Steel Products Prices North America

Secondary Steel Prices Surging as Supply Tightens

Written by John Packard

Service centers and steel brokers within the secondary (non-prime) segment of the flat rolled industry are advising Steel Market Update that prices on secondary are rising just as quickly as prime. Production problems at a number of mills, coupled with logistics problems holding back shipments from some mill locations, has helped tighten inventories of vanilla type products (base gauges, non-exotic steels).

One broker advised Steel Market Update this afternoon, “Everybody is up on their prices. The mills are trying to pull the bar up to whatever the market will bear.”

This broker went on to say that secondary service center inventories have been at low ebb for many months as end user “marching orders” are to only buy what they need. As one service center put it, “Wait and see is the attitude of our industry now.”

At the same time, steel producers (mills) don’t have huge amounts of material sitting on their floors and available to sell. The net result of all this is a quick tightening of the market with spot shortages on cold rolled and light gauge galvanized. An East Coast service center spoke about secondary cold rolled as the “invisible” product. There just isn’t any to be had.

The combination of these issues are resulting in what one service center called a firm market on non-prime over at least the next 60 days and perhaps longer.

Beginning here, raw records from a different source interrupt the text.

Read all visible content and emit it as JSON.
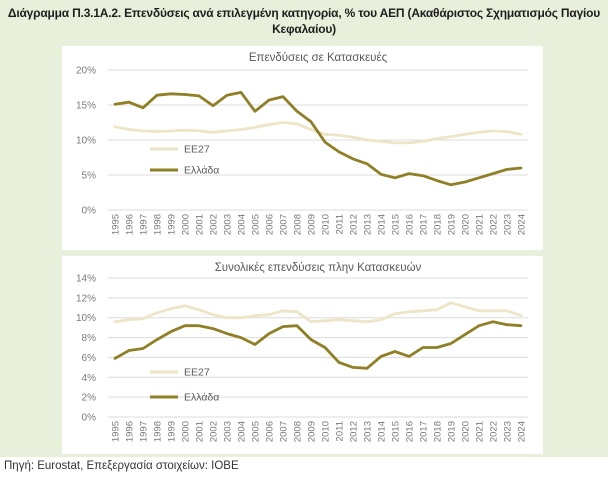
{
  "title": "Διάγραμμα Π.3.1Α.2. Επενδύσεις ανά επιλεγμένη κατηγορία, % του ΑΕΠ (Ακαθάριστος Σχηματισμός Παγίου Κεφαλαίου)",
  "source": "Πηγή: Eurostat, Επεξεργασία στοιχείων: ΙΟΒΕ",
  "colors": {
    "ee27": "#ece6c6",
    "greece": "#8f7f25",
    "background": "#e8efda",
    "grid": "#dcdcdc",
    "text": "#7a7a7a"
  },
  "chart_data": [
    {
      "type": "line",
      "title": "Επενδύσεις σε Κατασκευές",
      "categories": [
        "1995",
        "1996",
        "1997",
        "1998",
        "1999",
        "2000",
        "2001",
        "2002",
        "2003",
        "2004",
        "2005",
        "2006",
        "2007",
        "2008",
        "2009",
        "2010",
        "2011",
        "2012",
        "2013",
        "2014",
        "2015",
        "2016",
        "2017",
        "2018",
        "2019",
        "2020",
        "2021",
        "2022",
        "2023",
        "2024"
      ],
      "yticks": [
        "0%",
        "5%",
        "10%",
        "15%",
        "20%"
      ],
      "ylim": [
        0,
        20
      ],
      "legend_position": "center-left",
      "grid": true,
      "series": [
        {
          "name": "ΕΕ27",
          "values": [
            11.9,
            11.5,
            11.3,
            11.2,
            11.3,
            11.4,
            11.3,
            11.1,
            11.3,
            11.5,
            11.8,
            12.2,
            12.5,
            12.3,
            11.5,
            10.8,
            10.7,
            10.4,
            10.0,
            9.8,
            9.6,
            9.6,
            9.8,
            10.2,
            10.5,
            10.8,
            11.1,
            11.3,
            11.2,
            10.8
          ]
        },
        {
          "name": "Ελλάδα",
          "values": [
            15.1,
            15.4,
            14.6,
            16.4,
            16.6,
            16.5,
            16.3,
            14.9,
            16.4,
            16.8,
            14.1,
            15.7,
            16.2,
            14.1,
            12.6,
            9.7,
            8.3,
            7.3,
            6.6,
            5.1,
            4.6,
            5.2,
            4.9,
            4.2,
            3.6,
            4.0,
            4.6,
            5.2,
            5.8,
            6.0
          ]
        }
      ]
    },
    {
      "type": "line",
      "title": "Συνολικές επενδύσεις πλην Κατασκευών",
      "categories": [
        "1995",
        "1996",
        "1997",
        "1998",
        "1999",
        "2000",
        "2001",
        "2002",
        "2003",
        "2004",
        "2005",
        "2006",
        "2007",
        "2008",
        "2009",
        "2010",
        "2011",
        "2012",
        "2013",
        "2014",
        "2015",
        "2016",
        "2017",
        "2018",
        "2019",
        "2020",
        "2021",
        "2022",
        "2023",
        "2024"
      ],
      "yticks": [
        "0%",
        "2%",
        "4%",
        "6%",
        "8%",
        "10%",
        "12%",
        "14%"
      ],
      "ylim": [
        0,
        14
      ],
      "legend_position": "bottom-left",
      "grid": true,
      "series": [
        {
          "name": "ΕΕ27",
          "values": [
            9.6,
            9.8,
            9.9,
            10.5,
            10.9,
            11.2,
            10.8,
            10.3,
            10.0,
            10.0,
            10.2,
            10.3,
            10.7,
            10.6,
            9.6,
            9.7,
            9.8,
            9.7,
            9.6,
            9.8,
            10.4,
            10.6,
            10.7,
            10.8,
            11.5,
            11.1,
            10.7,
            10.7,
            10.7,
            10.2
          ]
        },
        {
          "name": "Ελλάδα",
          "values": [
            5.9,
            6.7,
            6.9,
            7.8,
            8.6,
            9.2,
            9.2,
            8.9,
            8.4,
            8.0,
            7.3,
            8.4,
            9.1,
            9.2,
            7.8,
            7.0,
            5.5,
            5.0,
            4.9,
            6.1,
            6.6,
            6.1,
            7.0,
            7.0,
            7.4,
            8.3,
            9.2,
            9.6,
            9.3,
            9.2
          ]
        }
      ]
    }
  ]
}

A Chicago based service center advised SMU that one of their integrated mill suppliers raised their secondary prices $60 per ton just yesterday. A second mill, US Steel, was identified as holding back on offering their secondary material as they go through an evaluation process to see if any of the material can be reapplied to existing orders affected by their production issues. We also learned from our sources that AK Steel may be “unofficially” out of the secondary market for awhile.

What is this doing to the normal trading of secondary between dealers and into end users?

Customers who buy secondary steel are resisting paying the higher prices but are having little to no choice. As mentioned above, when markets become “confusing” buyers have a tendency to sit on their hands and not make decisions. Time does not seem to be the friend of the procrastinators who need steel within the next 30-60 days.

Dealer to dealer business is presenting both opportunities for companies to expand their sources of supply and/or expand their customer base. However, it is not all business as usual.

One East Coast service center told SMU this afternoon that this market is “bringing out the worst in people.” This executive told us that their company was not raising prices but many dealers are involved in “highway robbery” and starting to charge obscene prices. “If you got it [what the customer wants] you sell it for what you can get.”

With little secondary being offered out of the domestic mills – the future looks to be quite hectic for those involved in the business.